The great legal and scientific vagueness
To rationalize this medicine which only exists in fact and which does not respond to any pathology, the Academy of Medicine published recommendations in October 2022. It “suggests” a “mandatory” collection of serious adverse effects, followed by actions. And asks that the “quality of clinical studies meet the rules of good practice in clinical research without any conflict of interest”. These experts are also concerned about the lack of compulsory training for general practitioners, more and more of whom inject, sometimes without experience or knowledge.
Many training courses have emerged, but they too are not supervised. “Some are of questionable quality, others, dispensed directly by the laboratories which sell products for aesthetic use, which is unacceptable,” condemns Jean-François Delahaye, member of the National Council of the Order of Physicians. More and more accidents occur after injections carried out by doctors themselves – eyes blocked after injections given too close to the eye sockets, buoys instead of lips… To remedy this, the Order is now working together with universities to offer diploma training, achievable during a career, and to recognize the expertise acquired de facto by certain practitioners.
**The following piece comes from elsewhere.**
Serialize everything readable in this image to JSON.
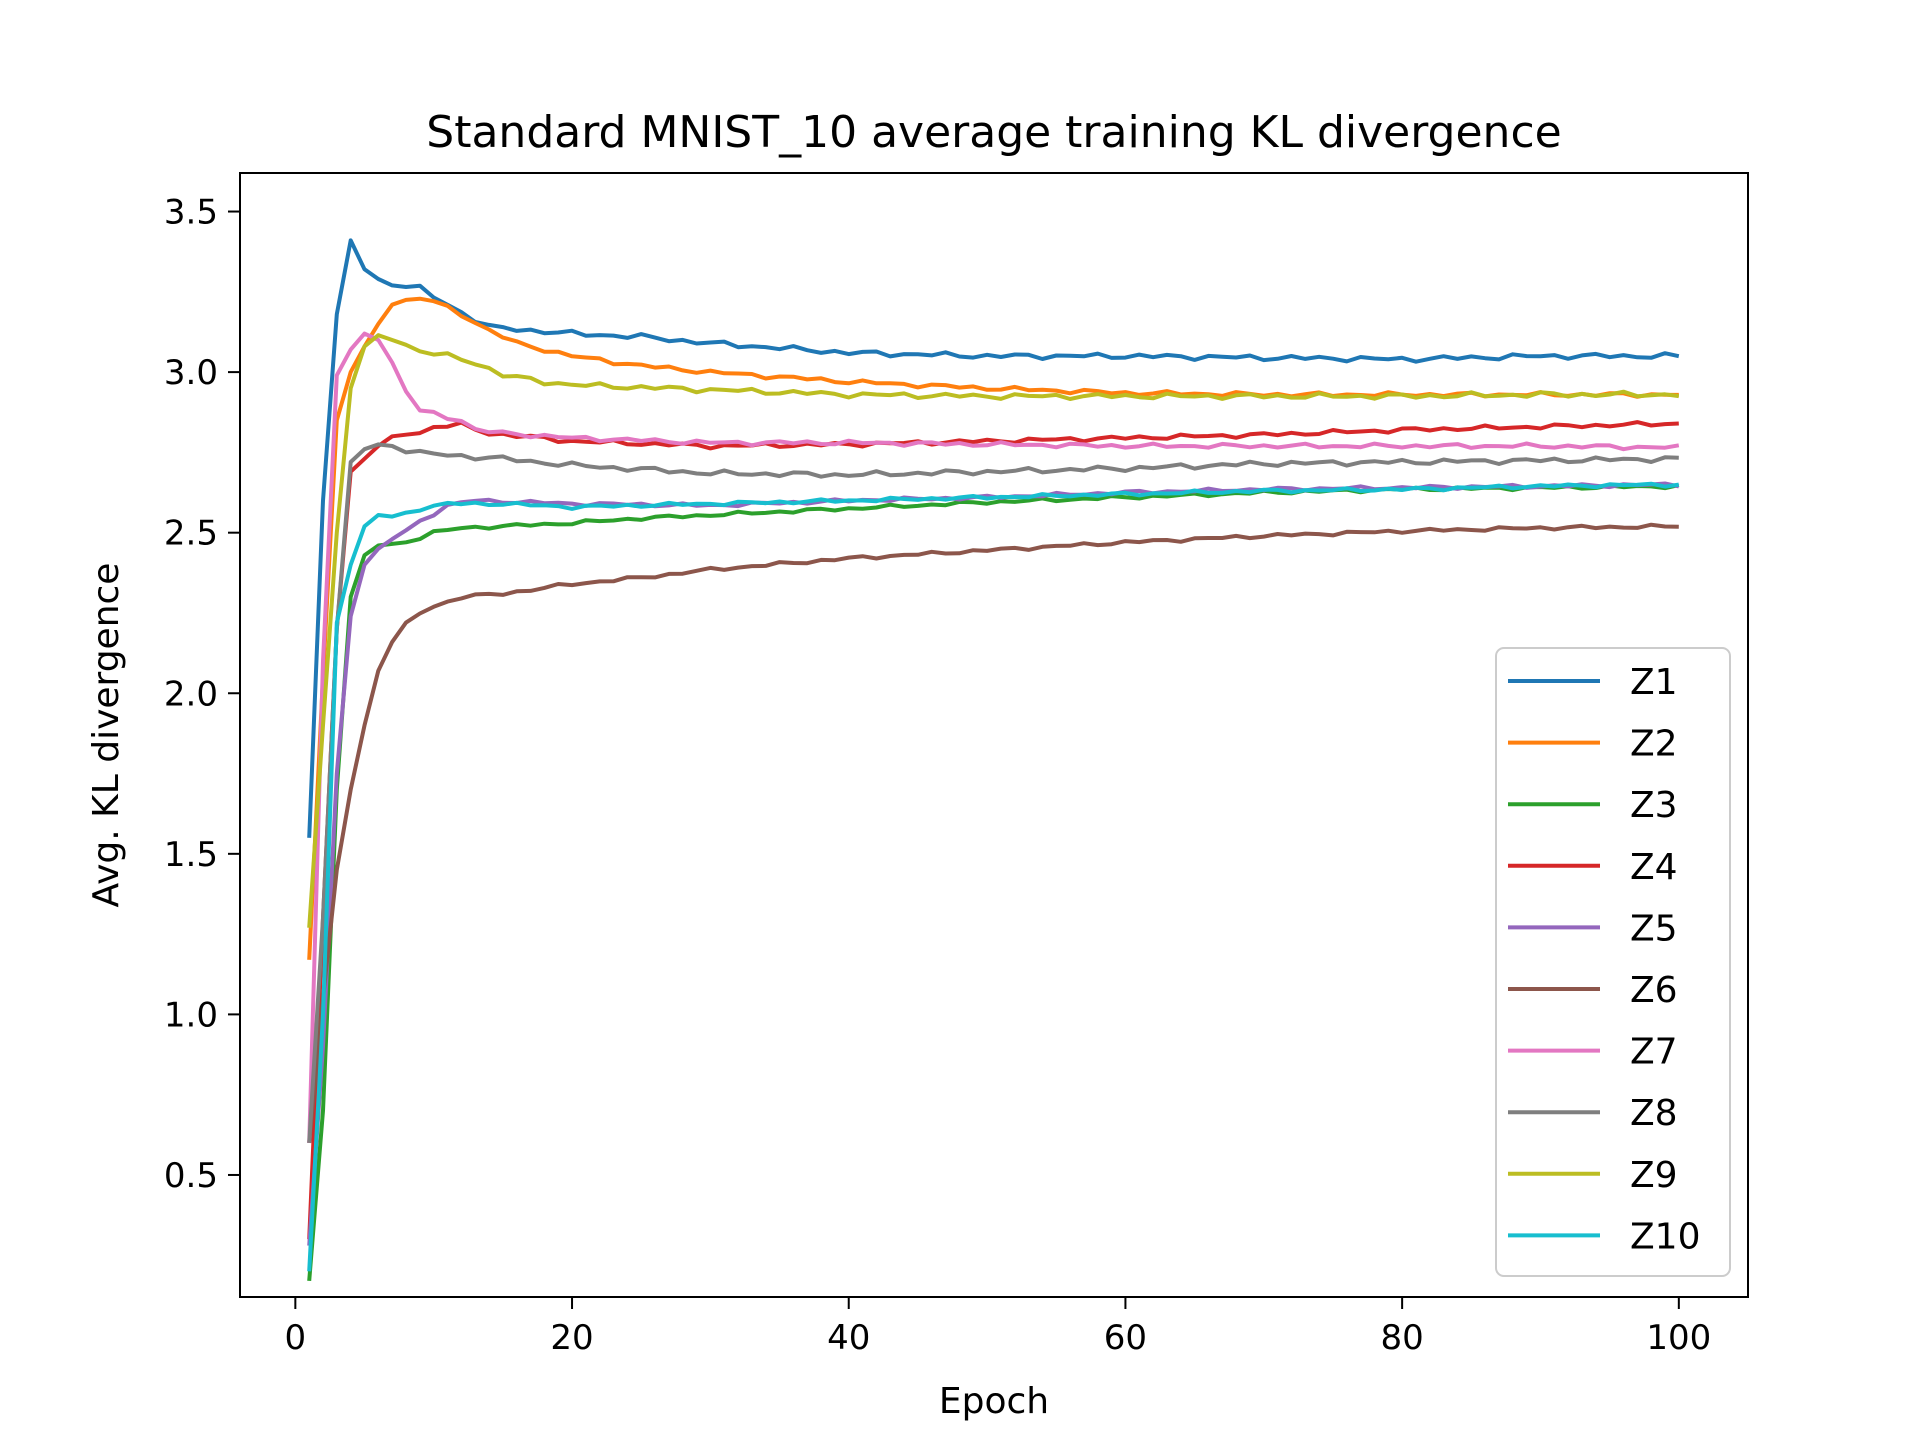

In the office of Dr Desouches, in Marseille, Laurent does not see himself arrested. And when his neck falls, he will ask for a facelift, a surgical procedure. He even gave one to his 80-year-old mother – “Now, it’s the guys who initiate the girls,” smiles the surgeon. All obsessed with appearance? “I don’t examine my wrinkles or other men who inject,” assures his patient. The other apollons present in the waiting room are keeping watch. They were not sculpted by the practitioner. These are statues, for decoration. No wrinkles in three centuries.